Les droits fondamentaux d’un fleuve vivant
La proposition s’appuie sur les travaux d’une convention citoyenne réunie entre mars et mai 2025, composée de cinquante Parisiens tirés au sort. Ces citoyens ont formulé plusieurs droits fondamentaux que devrait posséder la Seine, notamment le droit d’exister, de couler et de se régénérer. Une avancée majeure pour un fleuve qui traverse le cœur de notre capitale et constitue un élément central de son identité.
La convention propose également la création d’un « parlement du fleuve », organe de gouvernance qui permettrait de « penser des décisions de long terme et contenir le poids des différents lobbys », selon Aurélie Huguet, rapporteure citoyenne. Cette instance incarnerait l’autorité gardienne indépendante chargée de défendre en justice les droits nouvellement accordés à la Seine.
Les conclusions de la convention soulignent que le fleuve doit être considéré comme un écosystème dont « personne ne peut revendiquer la propriété » et où la sauvegarde du vivant doit primer sur toute autre considération. Une vision qui marque une rupture avec l’approche traditionnelle d’exploitation des ressources naturelles.
Un écosystème en renaissance malgré les menaces
La Seine a connu une remarquable renaissance biologique ces dernières décennies. En 1970, seules quatre espèces de poissons y survivaient. Aujourd’hui, grâce aux efforts de dépollution et d’aménagement, notamment la piétonnisation des quais, le fleuve abrite désormais 39 espèces piscicoles différentes. Un progrès spectaculaire qui témoigne de la capacité de résilience des écosystèmes fluviaux lorsqu’ils sont correctement protégés.

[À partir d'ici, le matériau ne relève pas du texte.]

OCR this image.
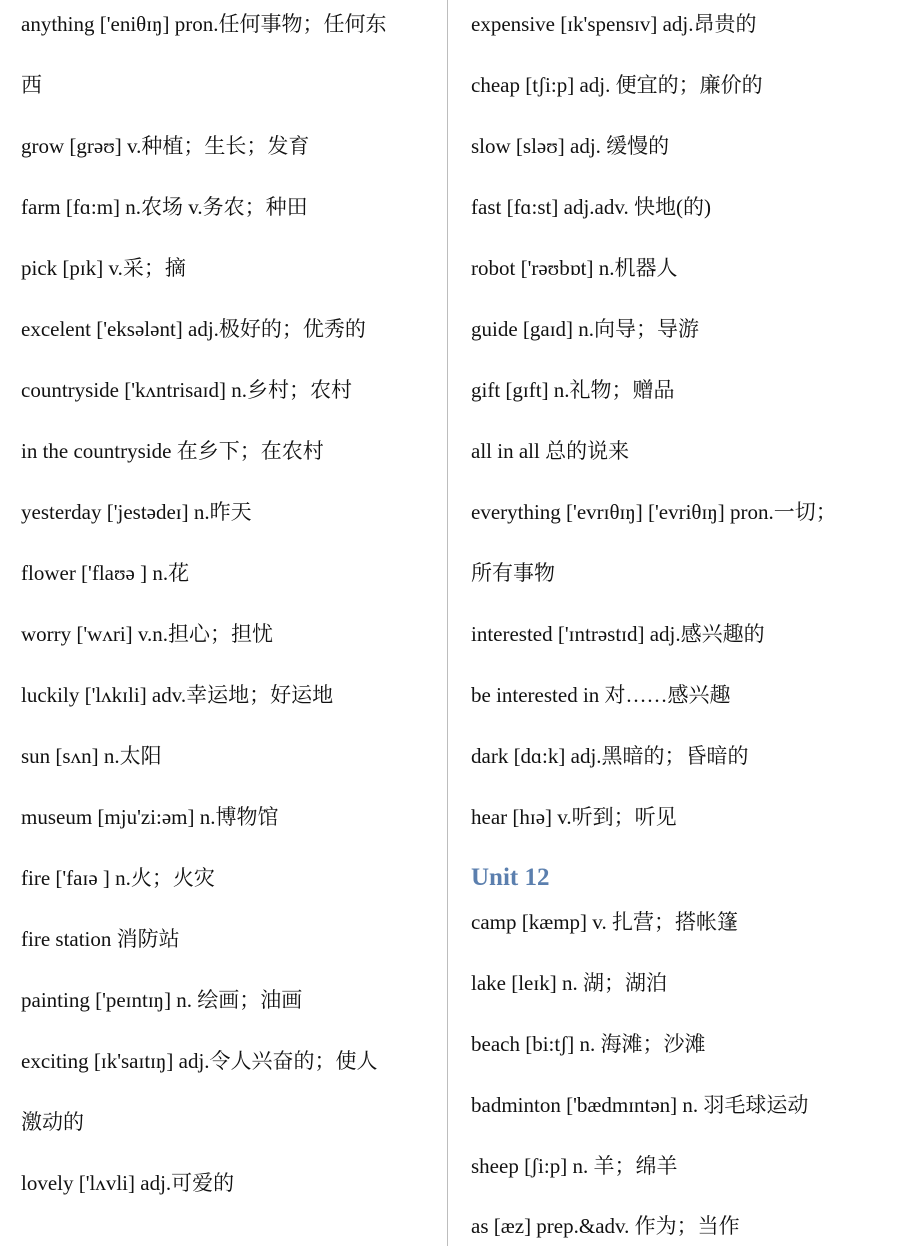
anything ['eniθɪŋ] pron.任何事物；任何东
西
grow [grəʊ] v.种植；生长；发育
farm [fɑ:m] n.农场 v.务农；种田
pick [pɪk] v.采；摘
excelent ['eksələnt] adj.极好的；优秀的
countryside ['kʌntrisaɪd] n.乡村；农村
in the countryside 在乡下；在农村
yesterday ['jestədeɪ] n.昨天
flower ['flaʊə ] n.花
worry ['wʌri] v.n.担心；担忧
luckily ['lʌkɪli] adv.幸运地；好运地
sun [sʌn] n.太阳
museum [mju'zi:əm] n.博物馆
fire ['faɪə ] n.火；火灾
fire station 消防站
painting ['peɪntɪŋ] n. 绘画；油画
exciting [ɪk'saɪtɪŋ] adj.令人兴奋的；使人
激动的
lovely ['lʌvli] adj.可爱的
expensive [ɪk'spensɪv] adj.昂贵的
cheap [tʃi:p] adj. 便宜的；廉价的
slow [sləʊ] adj. 缓慢的
fast [fɑ:st] adj.adv. 快地(的)
robot ['rəʊbɒt] n.机器人
guide [gaɪd] n.向导；导游
gift [gɪft] n.礼物；赠品
all in all 总的说来
everything ['evrɪθɪŋ] ['evriθɪŋ] pron.一切；
所有事物
interested ['ɪntrəstɪd] adj.感兴趣的
be interested in 对……感兴趣
dark [dɑ:k] adj.黑暗的；昏暗的
hear [hɪə] v.听到；听见
Unit 12
camp [kæmp] v. 扎营；搭帐篷
lake [leɪk] n. 湖；湖泊
beach [bi:tʃ] n. 海滩；沙滩
badminton ['bædmɪntən] n. 羽毛球运动
sheep [ʃi:p] n. 羊；绵羊
as [æz] prep.&adv. 作为；当作
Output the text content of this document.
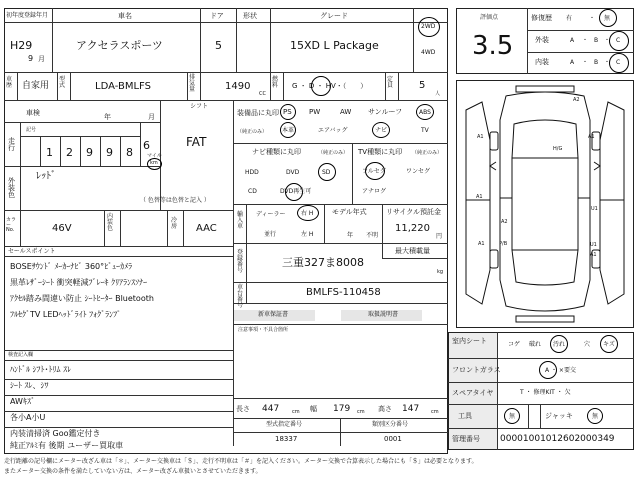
初年度登録年月
H29
9 月
車名
アクセラスポーツ
ドア
5
形状	グレード
15XD L Package
2WD
4WD
車歴 自家用
型式	LDA-BMLFS
排気量	1490
CC
燃料 G ・ D ・ HV・（　　）
定員	5
人
車検	年	月
記号
走行	1 2 9 9 8
6
マイル
km
シフト
FAT
外装色
ﾚｯﾄﾞ
（ 色替等は色替と記入 ）
カラーNo.	46V
内装色
冷房 AAC
セールスポイント
BOSEｻｳﾝﾄﾞ ﾒｰｶｰﾅﾋﾞ 360°ﾋﾞｭｰｶﾒﾗ
黒革ﾚｻﾞｰｼｰﾄ 衝突軽減ﾌﾞﾚｰｷ ｸﾘｱﾗﾝｽｿﾅｰ
ｱｸｾﾙ踏み間違い防止 ｼｰﾄﾋｰﾀｰ Bluetooth
ﾌﾙｾｸﾞTV LEDﾍｯﾄﾞﾗｲﾄ ﾌｫｸﾞﾗﾝﾌﾟ
検査記入欄
ﾊﾝﾄﾞﾙ ｼﾌﾄ･ﾄﾘﾑ ｽﾚ
ｼｰﾄ ｽﾚ、ｼﾜ
AWｷｽﾞ
各小A小U
内装清掃済 Goo鑑定付き
純正ｱﾙﾐ有 後期 ユーザー買取車
装備品に丸印
（純正のみ）
PS PW	AW サンルーフ	ABS
本革	エアバッグ	ナビ	TV
ナビ種類に丸印	（純正のみ）
HDD	DVD	SD
CD	DVD再生可
TV種類に丸印 （純正のみ）
フルセグ	ワンセグ
アナログ
輸入車
ディーラー	右 H
並行	左 H
モデル年式
年 不明
リサイクル預託金
11,220
円
登録番号
三重327ま8008
最大積載量
kg
車台番号
BMLFS-110458
新車保証書	取扱説明書
注意事項・不具合箇所
長さ 447	cm 幅 179 cm 高さ 147 cm
型式指定番号
18337
類別区分番号
0001
評価点
3.5
修復歴 有	・ 無
外装	A ・ B ・ C
内装	A ・ B ・ C
A2
A1	A1
H/G
A1
U1
A2
P/B
A1	U1
A1
室内シート	コゲ 破れ 汚れ	穴 キズ
フロントガラス	A ・ ×要交
スペアタイヤ	T ・ 修理KIT ・ 欠
工具	無	ジャッキ	無
管理番号 000010010126020003​49
走行距離の記号欄にメーター改ざん車は「＊」、メーター交換車は「＄」、走行不明車は「＃」を記入ください。メーター交換で合算表示した場合にも「＄」は必要となります。
またメーター交換の条件を満たしていない方は、メーター改ざん車扱いとさせていただきます。
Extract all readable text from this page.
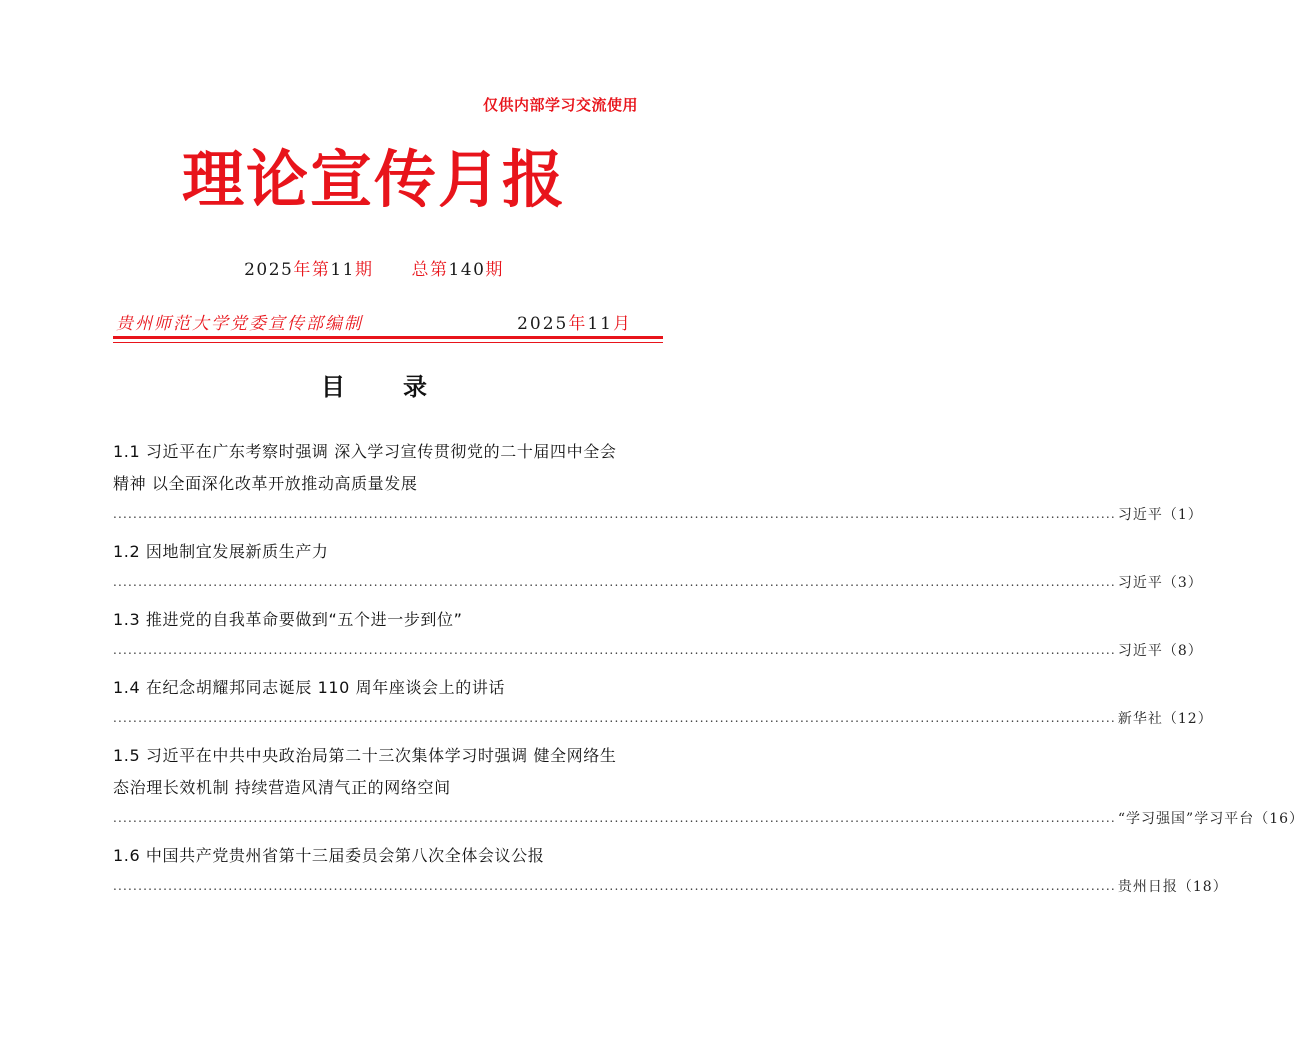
仅供内部学习交流使用
理论宣传月报
2025年第11期 总第140期
贵州师范大学党委宣传部编制	2025年11月
目录
1.1 习近平在广东考察时强调 深入学习宣传贯彻党的二十届四中全会精神 以全面深化改革开放推动高质量发展
........................................................................................................................................................................................................ 习近平（1）
1.2 因地制宜发展新质生产力
........................................................................................................................................................................................................ 习近平（3）
1.3 推进党的自我革命要做到“五个进一步到位”
........................................................................................................................................................................................................ 习近平（8）
1.4 在纪念胡耀邦同志诞辰 110 周年座谈会上的讲话
........................................................................................................................................................................................................ 新华社（12）
1.5 习近平在中共中央政治局第二十三次集体学习时强调 健全网络生态治理长效机制 持续营造风清气正的网络空间
........................................................................................................................................................................................................ “学习强国”学习平台（16）
1.6 中国共产党贵州省第十三届委员会第八次全体会议公报
........................................................................................................................................................................................................ 贵州日报（18）
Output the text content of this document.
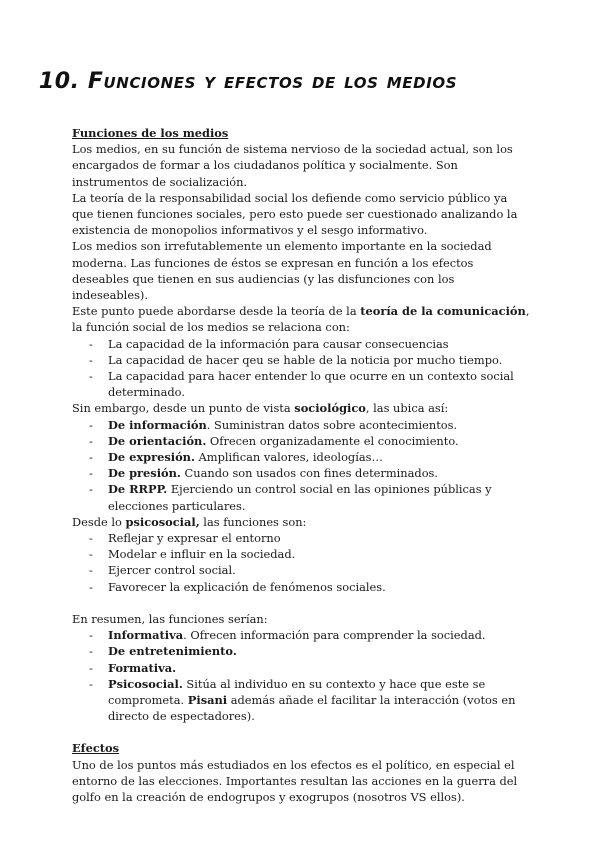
10. Funciones y efectos de los medios

Funciones de los medios

Los medios, en su función de sistema nervioso de la sociedad actual, son los encargados de formar a los ciudadanos política y socialmente. Son instrumentos de socialización.

La teoría de la responsabilidad social los defiende como servicio público ya que tienen funciones sociales, pero esto puede ser cuestionado analizando la existencia de monopolios informativos y el sesgo informativo.

Los medios son irrefutablemente un elemento importante en la sociedad moderna. Las funciones de éstos se expresan en función a los efectos deseables que tienen en sus audiencias (y las disfunciones con los indeseables).

Este punto puede abordarse desde la teoría de la teoría de la comunicación, la función social de los medios se relaciona con:

- La capacidad de la información para causar consecuencias
- La capacidad de hacer qeu se hable de la noticia por mucho tiempo.
- La capacidad para hacer entender lo que ocurre en un contexto social determinado.

Sin embargo, desde un punto de vista sociológico, las ubica así:

- De información. Suministran datos sobre acontecimientos.
- De orientación. Ofrecen organizadamente el conocimiento.
- De expresión. Amplifican valores, ideologías…
- De presión. Cuando son usados con fines determinados.
- De RRPP. Ejerciendo un control social en las opiniones públicas y elecciones particulares.

Desde lo psicosocial, las funciones son:

- Reflejar y expresar el entorno
- Modelar e influir en la sociedad.
- Ejercer control social.
- Favorecer la explicación de fenómenos sociales.

En resumen, las funciones serían:

- Informativa. Ofrecen información para comprender la sociedad.
- De entretenimiento.
- Formativa.
- Psicosocial. Sitúa al individuo en su contexto y hace que este se comprometa. Pisani además añade el facilitar la interacción (votos en directo de espectadores).

Efectos

Uno de los puntos más estudiados en los efectos es el político, en especial el entorno de las elecciones. Importantes resultan las acciones en la guerra del golfo en la creación de endogrupos y exogrupos (nosotros VS ellos).
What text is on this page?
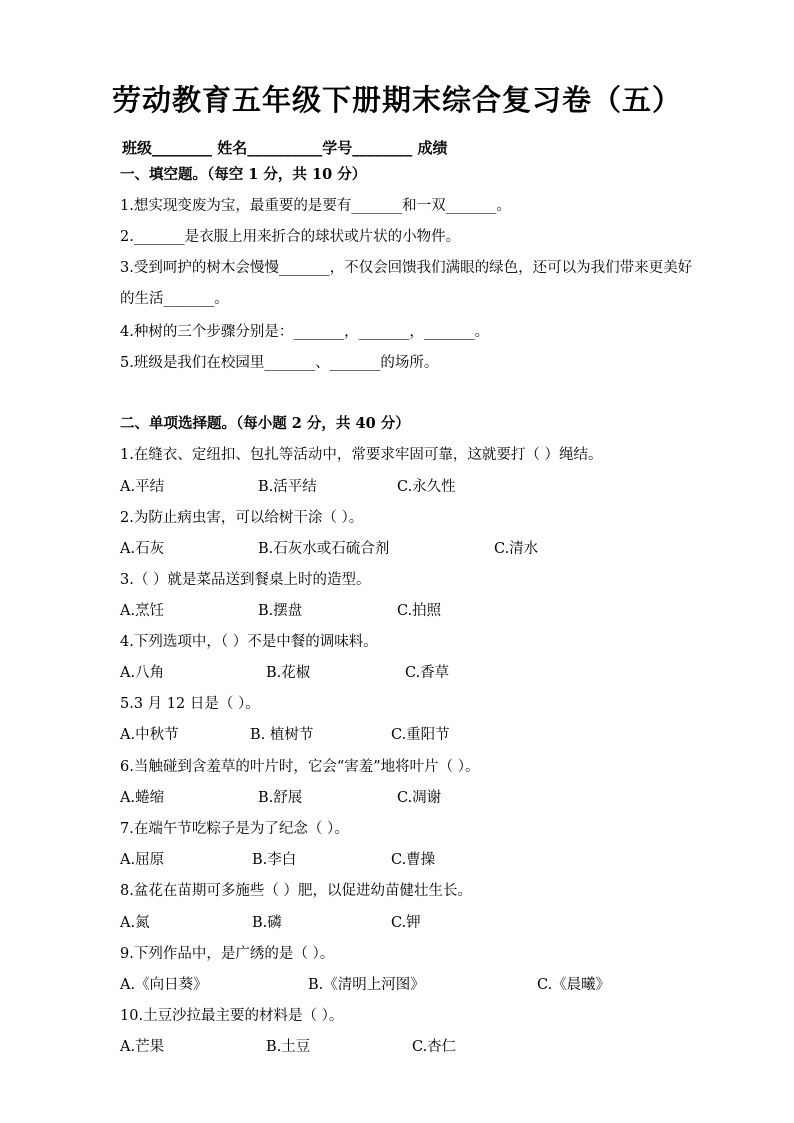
劳动教育五年级下册期末综合复习卷（五）
班级________ 姓名__________学号________ 成绩
一、填空题。（每空 1 分，共 10 分）
1.想实现变废为宝，最重要的是要有_______和一双_______。
2._______是衣服上用来折合的球状或片状的小物件。
3.受到呵护的树木会慢慢_______，不仅会回馈我们满眼的绿色，还可以为我们带来更美好
的生活_______。
4.种树的三个步骤分别是：_______，_______，_______。
5.班级是我们在校园里_______、_______的场所。
二、单项选择题。（每小题 2 分，共 40 分）
1.在缝衣、定纽扣、包扎等活动中，常要求牢固可靠，这就要打（ ）绳结。
A.平结	B.活平结	C.永久性
2.为防止病虫害，可以给树干涂（ ）。
A.石灰	B.石灰水或石硫合剂	C.清水
3.（ ）就是菜品送到餐桌上时的造型。
A.烹饪	B.摆盘	C.拍照
4.下列选项中，（ ）不是中餐的调味料。
A.八角	B.花椒	C.香草
5.3 月 12 日是（ ）。
A.中秋节	B. 植树节	C.重阳节
6.当触碰到含羞草的叶片时，它会“害羞”地将叶片（ ）。
A.蜷缩	B.舒展	C.凋谢
7.在端午节吃粽子是为了纪念（ ）。
A.屈原	B.李白	C.曹操
8.盆花在苗期可多施些（ ）肥，以促进幼苗健壮生长。
A.氮	B.磷	C.钾
9.下列作品中，是广绣的是（ ）。
A.《向日葵》	B.《清明上河图》	C.《晨曦》
10.土豆沙拉最主要的材料是（ ）。
A.芒果	B.土豆	C.杏仁
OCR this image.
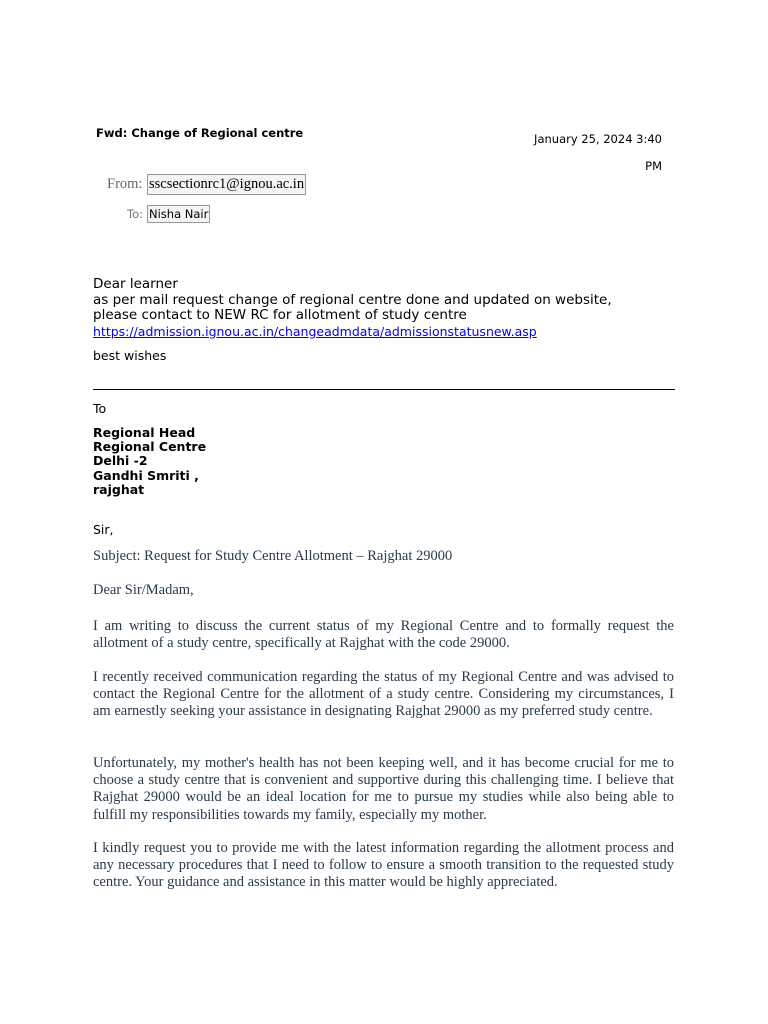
Fwd: Change of Regional centre	January 25, 2024 3:40 PM
From: sscsectionrc1@ignou.ac.in
To: Nisha Nair
Dear learner
as per mail request change of regional centre done and updated on website,
please contact to NEW RC for allotment of study centre
https://admission.ignou.ac.in/changeadmdata/admissionstatusnew.asp
best wishes
To
Regional Head
Regional Centre
Delhi -2
Gandhi Smriti ,
rajghat
Sir,
Subject: Request for Study Centre Allotment – Rajghat 29000
Dear Sir/Madam,
I am writing to discuss the current status of my Regional Centre and to formally request the allotment of a study centre, specifically at Rajghat with the code 29000.
I recently received communication regarding the status of my Regional Centre and was advised to contact the Regional Centre for the allotment of a study centre. Considering my circumstances, I am earnestly seeking your assistance in designating Rajghat 29000 as my preferred study centre.
Unfortunately, my mother's health has not been keeping well, and it has become crucial for me to choose a study centre that is convenient and supportive during this challenging time. I believe that Rajghat 29000 would be an ideal location for me to pursue my studies while also being able to fulfill my responsibilities towards my family, especially my mother.
I kindly request you to provide me with the latest information regarding the allotment process and any necessary procedures that I need to follow to ensure a smooth transition to the requested study centre. Your guidance and assistance in this matter would be highly appreciated.
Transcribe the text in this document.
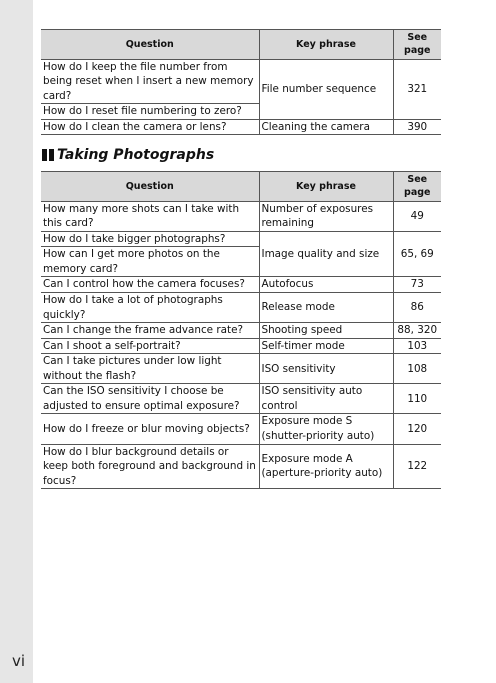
vi
Question	Key phrase	See page
How do I keep the file number from being reset when I insert a new memory card?	File number sequence	321
How do I reset file numbering to zero?		
How do I clean the camera or lens?	Cleaning the camera	390
Taking Photographs
Question	Key phrase	See page
How many more shots can I take with this card?	Number of exposures remaining	49
How do I take bigger photographs?	Image quality and size	65, 69
How can I get more photos on the memory card?		
Can I control how the camera focuses?	Autofocus	73
How do I take a lot of photographs quickly?	Release mode	86
Can I change the frame advance rate?	Shooting speed	88, 320
Can I shoot a self-portrait?	Self-timer mode	103
Can I take pictures under low light without the flash?	ISO sensitivity	108
Can the ISO sensitivity I choose be adjusted to ensure optimal exposure?	ISO sensitivity auto control	110
How do I freeze or blur moving objects?	Exposure mode S (shutter-priority auto)	120
How do I blur background details or keep both foreground and background in focus?	Exposure mode A (aperture-priority auto)	122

Année | Nombre d’espèces de poissons | État écologique |
---|---|---|
1970 | 4 | Critique |
2025 | 39 | En amélioration |
En revanche, de nombreuses menaces persistent. La pollution, l’augmentation de la température de l’eau liée au changement climatique et l’utilisation de pesticides dans l’agriculture du bassin versant continuent de fragiliser cet écosystème. Les risques d’inondation représentent également un défi pour la gestion durable du fleuve.
L’ouverture à la baignade prévue pour l’été 2025, bien que symbolisant la reconquête de la qualité de l’eau, soulève des préoccupations parmi les membres de la convention citoyenne qui craignent que les installations nécessaires puissent présenter « des risques supplémentaires » pour l’équilibre fragile du fleuve.
Vers une nouvelle relation avec notre patrimoine naturel
Cette initiative parisienne s’inscrit dans un mouvement plus large de réflexion sur les droits de la nature, comme l’illustre le procès fictif organisé cet hiver au théâtre de la Concorde. Cet événement a réuni des personnalités juridiques de premier plan telles que l’ancien procureur général de la Cour de cassation François Molins et l’avocate Corinne Lepage, ancienne ministre de l’Environnement.
Certaines voix, comme celle de l’élu communiste Jean-Philippe Gilet, s’interrogent toutefois sur la portée réelle de cette initiative, estimant que le Code de l’environnement offre déjà des possibilités d’action juridique aux associations. Il regrette également que la réflexion se limite à Paris « alors que la Seine traverse quatre régions ».
Malgré ces réserves, l’initiative parisienne marque un tournant dans notre relation avec la nature urbaine et pourrait inspirer d’autres démarches similaires pour les fleuves français, dont certaines sont déjà engagées pour la Loire et le Rhône.